Comment se fait-il que le Dr Horacio Arruda, qui est directeur national de la Santé publique et sous-ministre adjoint à la Direction générale de la santé publique au ministère de la Santé et des Services sociaux du Québec, n’ait pas prévu un approvisionnement suffisant en masques et autres équipements de protection, alors que l’alerte au virus a été déclenchée au mois de décembre 2019.

M. Arruda devra l’expliquer si le nombre de cas augmente au même rythme que ces derniers jours. Ce ne sont pas les tartelettes portugaises qui vont remplacer les masques N95.

Dans un article, paru dans le journal Le Monde daté du 25 mars, on apprend que la France, aux prises avec un manque criant de masques, avait choisi de se défaire de ses stocks stratégiques pour des motifs d’économie sans penser au réapprovisionnement en situation de crise. L’auteur, Aurélien Rouquet écrit : « La pénurie de masques va donc tuer. Qui est le responsable de ces morts? Le gestionnaire du stock, l’État français. Quelle est sa faute ? »

Des questions qui devront aussi être posées ici, advenant une pénurie de masques. Qui est responsable des stocks, des prévisions et des pénuries ?

 

Géopolitique du masque

M. Legault a bien raison de laisser sous-entendre que le risque existe que les commandes ne soient pas respectées.  L’Europe est déjà en pénurie de masques et d’autres équipements. La situation sera bientôt la même aux États-Unis et il est peu probable que l’administration Trump – peu portée sur l’aide internationale, pour employer un euphémisme – considère les demandes en provenance du Canada.

Quant à la Chine, elle se sert de l’approvisionnement en masques comme arme politique. On a vu récemment des avions chinois approvisionner l’Italie en tonnes de matériel sanitaire, suivi d’avions russes et cubains avec des médecins venus prêter main-forte à leurs homonymes italiens. Ce n’est pas étranger au fait que l’Italie ait été le premier pays du G-7 à intégrer « les nouvelles routes de la soie », le projet pharaonique d’infrastructures maritimes et terrestres de la Chine lancé en 2013, et que le gouvernement italien s’aligne régulièrement sur les positions russes et chinoises en matière de politique internationale.

S’il nous faut compter sur la Chine pour l’approvisionnement en masques, reste à savoir si nous sommes dans les bonnes grâces de Pékin après l’affaire de l’arrestation de Mme Meng, la vice-présidente de Huawei.

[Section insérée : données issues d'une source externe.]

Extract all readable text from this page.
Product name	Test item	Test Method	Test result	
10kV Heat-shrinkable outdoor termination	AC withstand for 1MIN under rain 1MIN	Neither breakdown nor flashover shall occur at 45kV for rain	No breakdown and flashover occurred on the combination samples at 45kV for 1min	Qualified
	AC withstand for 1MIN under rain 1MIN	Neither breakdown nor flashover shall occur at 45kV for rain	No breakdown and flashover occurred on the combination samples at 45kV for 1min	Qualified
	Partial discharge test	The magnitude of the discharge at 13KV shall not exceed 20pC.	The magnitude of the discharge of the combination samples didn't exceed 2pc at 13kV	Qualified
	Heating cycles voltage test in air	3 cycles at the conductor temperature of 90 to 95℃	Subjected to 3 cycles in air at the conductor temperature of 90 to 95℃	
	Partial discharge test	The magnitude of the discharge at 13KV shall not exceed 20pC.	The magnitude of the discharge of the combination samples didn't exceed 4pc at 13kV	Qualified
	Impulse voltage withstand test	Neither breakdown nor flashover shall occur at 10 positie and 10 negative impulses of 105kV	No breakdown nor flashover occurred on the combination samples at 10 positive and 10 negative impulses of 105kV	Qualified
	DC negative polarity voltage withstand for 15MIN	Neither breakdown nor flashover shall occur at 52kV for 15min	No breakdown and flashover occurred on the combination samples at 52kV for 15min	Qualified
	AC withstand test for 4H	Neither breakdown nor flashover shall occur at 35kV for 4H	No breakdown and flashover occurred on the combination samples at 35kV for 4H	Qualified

Peut-être que le gouvernement Trudeau, auquel a fait appel M. Legault, pourrait activer la filière chinoise au sein du Parti Libéral (voir notre article sur ce sujet) et proposer un troc : la libération de Mme Meng contre des masques !

 

Bientôt, une pénurie de lits

Enfin, un mot sur l’intervention de l’ancien premier ministre Lucien Bouchard dans La Presse+ du 25 mars pour exprimer son « admiration » pour François Legault. À la place de M. Bouchard, on se garderait une petite gêne… alors que le Québec va bientôt faire face à une pénurie de lits d’hôpitaux.

Dans un récent article, nous avons souligné que le Québec et le Canada venaient en queue de peloton parmi les pays avancés pour le nombre de lits par habitants, avec seulement 2,5 lits par 1 000 habitants, soit moins que l’Australie (3,8), la France (6,0) et le Japon (13,1), et même que les États-Unis (2,8).

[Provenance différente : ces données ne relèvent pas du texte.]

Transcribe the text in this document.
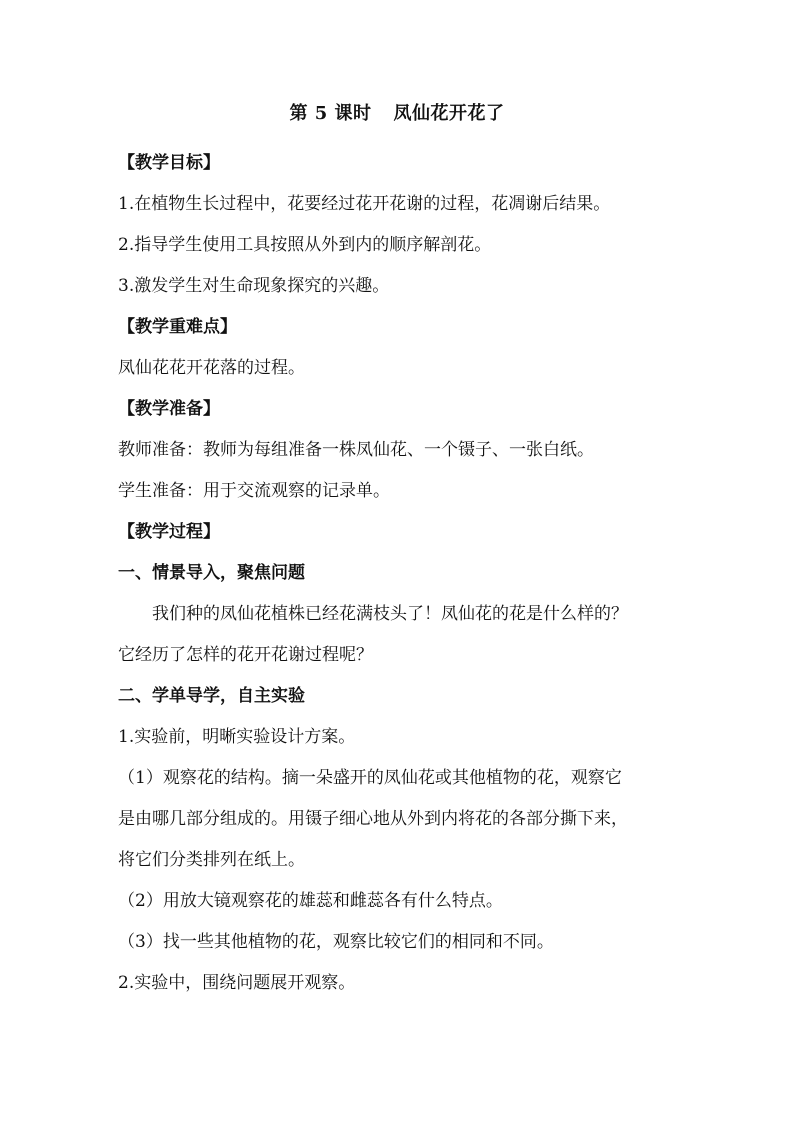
第 5 课时 凤仙花开花了
【教学目标】
1.在植物生长过程中，花要经过花开花谢的过程，花凋谢后结果。
2.指导学生使用工具按照从外到内的顺序解剖花。
3.激发学生对生命现象探究的兴趣。
【教学重难点】
凤仙花花开花落的过程。
【教学准备】
教师准备：教师为每组准备一株凤仙花、一个镊子、一张白纸。
学生准备：用于交流观察的记录单。
【教学过程】
一、情景导入，聚焦问题
我们种的凤仙花植株已经花满枝头了！凤仙花的花是什么样的？
它经历了怎样的花开花谢过程呢？
二、学单导学，自主实验
1.实验前，明晰实验设计方案。
（1）观察花的结构。摘一朵盛开的凤仙花或其他植物的花，观察它
是由哪几部分组成的。用镊子细心地从外到内将花的各部分撕下来，
将它们分类排列在纸上。
（2）用放大镜观察花的雄蕊和雌蕊各有什么特点。
（3）找一些其他植物的花，观察比较它们的相同和不同。
2.实验中，围绕问题展开观察。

Sous prétexte de virage ambulatoire et de l’atteinte du déficit zéro, Lucien Bouchard a procédé à la fermeture de SEPT hôpitaux au Québec. Ce qui ne l’a pas empêché cependant d’annoncer la construction de deux mégahôpitaux universitaires – dont un pour la minorité anglophone – qui coûteront la somme astronomique 7 milliards de dollars.